The number of threads we see on the QVDistributionService.exe process is incredibly large (into the thousands), and the Private Bytes RAM just grow gradually after the service is restarted, until it seems to choke under it's own weight at about 40-50GB.

Why do you suggest separating source and user document folders as a best practice?  We have the QDS and QVS on separate servers, so if we use a "distribute" instead of a reload, the QDS will presumably need to "distribute" the file by writing it via the network path which is configured for the QVS cluster, instead of being able to write locally to the local SSD drive hosted on the QDS (which is significantly faster)?   We don't have any issues with the QVS, so I'm not really sure why "reload" vs "distribute" would make a difference, other than to slow down the writing of the reloaded document to disk (i.e. doing it via the network instead of writing it to the local disk directly).

Thanks

Graeme

Not applicable
Author

We setup every task Reload & distribute to SAN folder which QVS service can access.

I would say below points, why we need to separate Source Documents & User Documents :

1. Source Documents strictly available to Developers only. If source documents & user documents are same, users who have NAMED CAL can access the qvw file with desktop client and edit the qvw file.

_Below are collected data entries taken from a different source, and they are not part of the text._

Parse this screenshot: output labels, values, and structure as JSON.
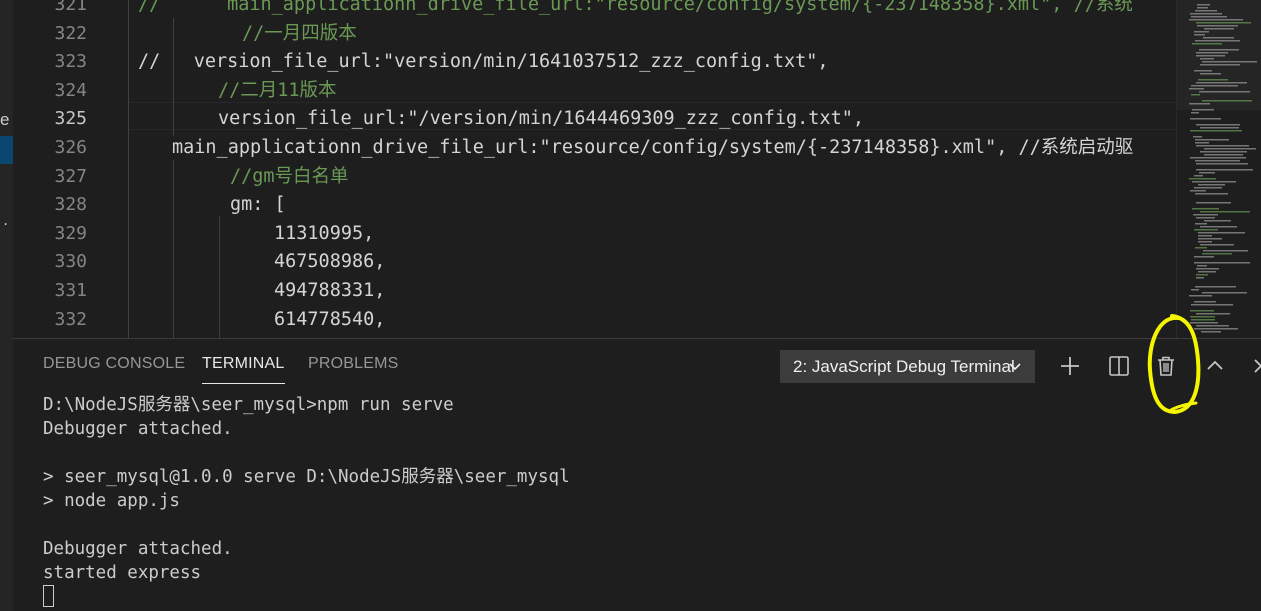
{
  "left_strip": {
    "fragment": "e"
  },
  "editor": {
    "lines": [
      {
        "num": "321",
        "text": "//      main_applicationn_drive_file_url:\"resource/config/system/{-237148358}.xml\", //系统",
        "comment": true,
        "indent": 0
      },
      {
        "num": "322",
        "text": "//一月四版本",
        "comment": true,
        "indent": 104
      },
      {
        "num": "323",
        "text": "//   version_file_url:\"version/min/1641037512_zzz_config.txt\",",
        "comment": false,
        "indent": 0
      },
      {
        "num": "324",
        "text": "//二月11版本",
        "comment": true,
        "indent": 80
      },
      {
        "num": "325",
        "text": "version_file_url:\"/version/min/1644469309_zzz_config.txt\",",
        "comment": false,
        "indent": 80,
        "active": true
      },
      {
        "num": "326",
        "text": "main_applicationn_drive_file_url:\"resource/config/system/{-237148358}.xml\", //系统启动驱",
        "comment": false,
        "indent": 34
      },
      {
        "num": "327",
        "text": "//gm号白名单",
        "comment": true,
        "indent": 92
      },
      {
        "num": "328",
        "text": "gm: [",
        "comment": false,
        "indent": 92
      },
      {
        "num": "329",
        "text": "11310995,",
        "comment": false,
        "indent": 136
      },
      {
        "num": "330",
        "text": "467508986,",
        "comment": false,
        "indent": 136
      },
      {
        "num": "331",
        "text": "494788331,",
        "comment": false,
        "indent": 136
      },
      {
        "num": "332",
        "text": "614778540,",
        "comment": false,
        "indent": 136
      }
    ]
  },
  "panel": {
    "tabs": [
      {
        "label": "DEBUG CONSOLE",
        "active": false
      },
      {
        "label": "TERMINAL",
        "active": true
      },
      {
        "label": "PROBLEMS",
        "active": false
      }
    ],
    "terminal_select": "2: JavaScript Debug Terminal",
    "icons": {
      "add": "plus-icon",
      "split": "split-editor-icon",
      "kill": "trash-icon",
      "maximize": "chevron-up-icon",
      "close": "close-icon"
    },
    "output": [
      "D:\\NodeJS服务器\\seer_mysql>npm run serve",
      "Debugger attached.",
      "",
      "> seer_mysql@1.0.0 serve D:\\NodeJS服务器\\seer_mysql",
      "> node app.js",
      "",
      "Debugger attached.",
      "started express"
    ]
  },
  "colors": {
    "background": "#1e1e1e",
    "comment": "#6a9955",
    "annotation": "#f5f500"
  }
}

2. If user open dashboard on access point, .shared & .meta files were created. It may cause some confusion if we kept both on same folder.

3. If we use distribute, the script will be voided so no one from users can't any protected DB details on the script.

Not applicable
Author

Thanks Dathu,

I don't think any of these points really apply to our deployment.

1. Our developers can only deploy applications via a deployment tool we have.  Developers publish first to development, QA, UAT, and other test environments, but only the release managers have permissions to promote applications to the production environment (which is handled by the deployment tool).  The developers do not have access to the production environment.

2. As per the previous point, the only thing accessing the production environment folder are the QDS and QVS processes, so there is no potential for confusion regarding the Meta and shared files.

3. Users only access via the IE Plugin or Browser client via the access point.  Our documents have section access so cannot be distributed safely to end users (the contents are not encrypted), so the only way to access them is via the access point.

Thanks for your thoughts though. 

Best Regards,

Graeme

Not applicable
Author

Generally Access point folder (User Documents) can access by all users how can have CAL. So users can access the folder and break the qvw.

Not applicable
Author

Hi Dathu,

We are using active directory / NTFS, so users most certainly can not access the entire user documents folders on our deployment. Users can only access files to which they (or a group they are a member of in AD) have explicitly been granted access to, and to which they have the appropriate section access rights.

Regards,

Graeme

Not applicable
Author

QT Support eventually accepted there is an issue, and it has been escalated internally at QT.  Developers are investigating.  Will post when I have more info (in case anyone else is experiencing the same issue).  The QDS process just keeps on growing it's Private Bytes RAM and also the number of threads until the process just becomes unresponsive (this normally happens for us when the Private Bytes gets to about 50GB).